Recent Harris Interactive surveys reveal that most customers still do not trust companies to handle their personal information responsibly. Reflecting consumer mistrust, several governmental regulations have emerged to legislate security and build consumer trust.
The laws are complex, demanding stiff fines and jail time for offending executives, which makes it all the more important for storage professionals to be aware of – and in compliance with – the multitude of regulations impacting the storage industry. Let’s look at an overview of the regulations and discuss the challenges and opportunities these laws present for storage and IT managers.
Enacted by the U.S. Federal government in 1999, this act applies only to financial institutions. It covers security for the private information of customers.
Requires: Administrative, technical, and physical safeguards to protect customer information; privacy notices and opt-out provisions; vigilance against future threats; responsibility for outsourced security solutions.
Implications: Increased storage volume and secure backup storage, as well as increased network and storage security; data encryption at source; company-wide policies, risk assessments, and reports.
California Senate Bill 1386
"1386" went into effect in July 2003 and applies to companies doing business in California and all companies holding personal information of California residents. A customer can bring civil suit for damages.
Requires: Disclosure of any security breach in which unencrypted personal information might have been acquired by an unauthorized person; procedures to identify and contact persons affected; and due diligence in protecting customer information from unauthorized access. There is no definition of the level of encryption.
Implications: Data encryption at source and throughout data lifecycle; network and storage security layers; zoning.
Enacted by the US Federal Government in 2002 in response to corporate financial scandals, this act applies to all publicly held companies in the U.S. that have more than $75 million equity market capitalization and that report quarterly to the Securities and Exchange Commission (SEC). It covers financial reporting, auditing practices, and associated document retention.
Holding CEOs and CFOs directly responsible, this act has had a major effect on U.S. corporations and has already sent one executive to jail. This act does not directly regulate consumer privacy, but it has important Storage and IT implications.
Requires: All documentation used for financial reports and audits must be saved, as well as all transactions and meeting minutes; data must be retained for 5 years; ability to locate and recover documents in a few days.
Implications: Increased storage volume; indexed document retrieval from primary and backup media; Write-Once, Read-Many (WORM) storage; disaster recovery including geographically isolated synchronized storage.
SEC Rule 17a
The SEC has expanded Rule 17a that covers exchange member and brokerage house record-keeping. Rule 17a now includes all forms of internal and external electronic communication, such as e-mails, instant messages (IMs), order tickets, approvals, and more. There seems to be nothing in writing from the SEC that extends e-mail and IM retention to companies covered under Sarbanes-Oxley, but some experts advise all Sarbanes-Oxley companies to observe the electronic message requirements of Rule 17a .
Requires: Non-rewritable, non-erasable, time-stamped, duplicate message storage; third-party download and storage service; fully indexed and searchable messages; data retention for 6 years, with the first two years being in faster storage; ability to "immediately" provide a copy of any message upon SEC request.
Implications: Increased primary and WORM storage volumes; improved indexed message retrieval from primary and backup media, with query/report tools.
Personal Information Protection and Electronic Documents Act
Enacted by the Canadian government in 2000, this act is unique because it follows a national privacy standard: the Canadian Standards Association (CSA) Model Code for the Protection of Personal Information. The act covers personal privacy and electronic documents.
Requires: Consent before disclosing personal information; well planned and documented privacy policies made known within the company; levels of information sensitivity and security; data retrieval on demand by customer or law enforcement; data retention only as long as required by law.
Implications: Company-wide security policies; procedures for gaining customer for permission to disclose private information; increased secure storage volume; indexed document retrieval from primary and backup media; security level zoning.

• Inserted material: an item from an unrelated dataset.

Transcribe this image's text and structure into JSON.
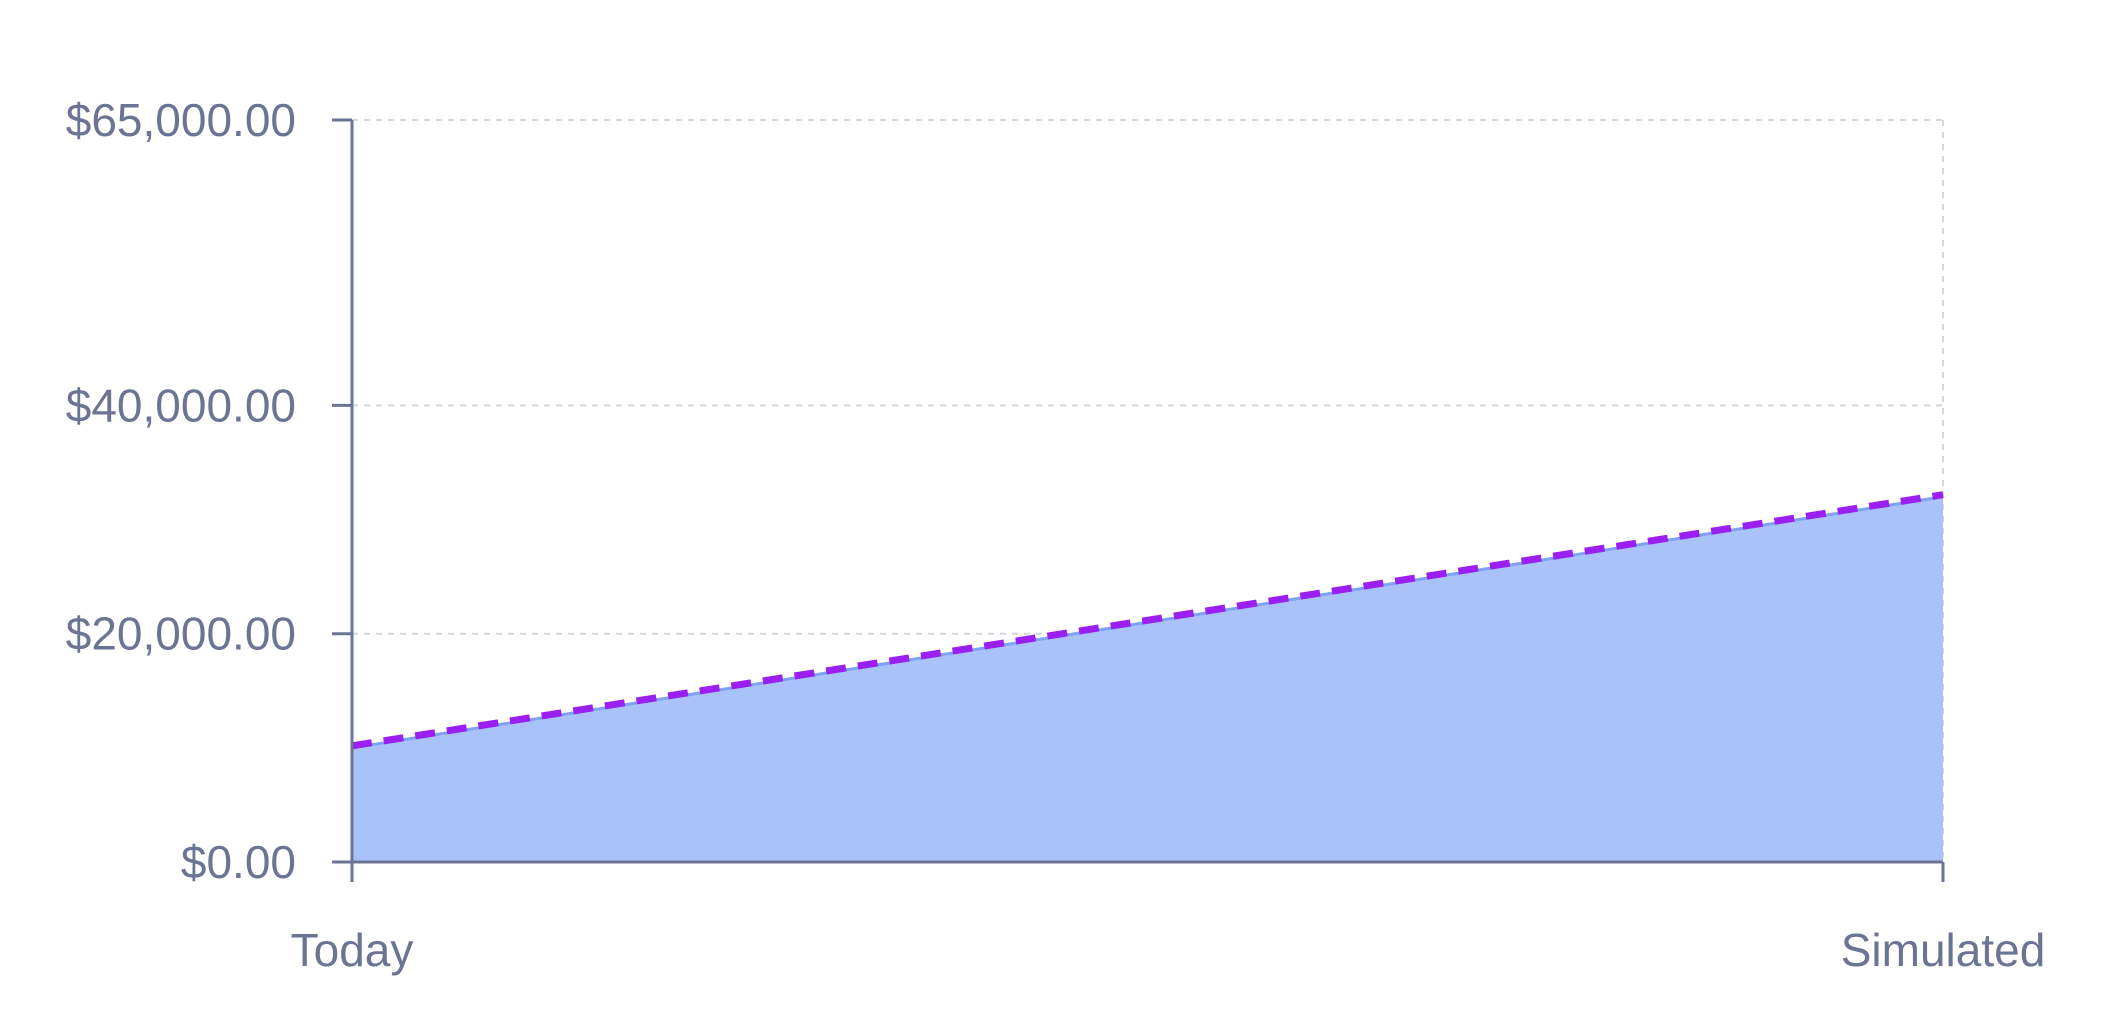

While these laws mean a whole lot of overtime for storage professionals in the coming years, privacy is actually far more than a legal obligation. As the Harris Interactive Surveys show, it is also good business.
Almost 50 percent of consumers, for example, claim they would buy more frequently and in greater volume from companies known to have more reliable privacy practices. On the other hand, 83 percent would stop doing business entirely with companies that misuse private information. 75 percent mistrust company confidentiality, transaction security, and protection against hackers.
The bottom line: Customers want their information kept private, and storage professionals are going to be under more corporate scrutiny than ever as a result of the legislation covered above.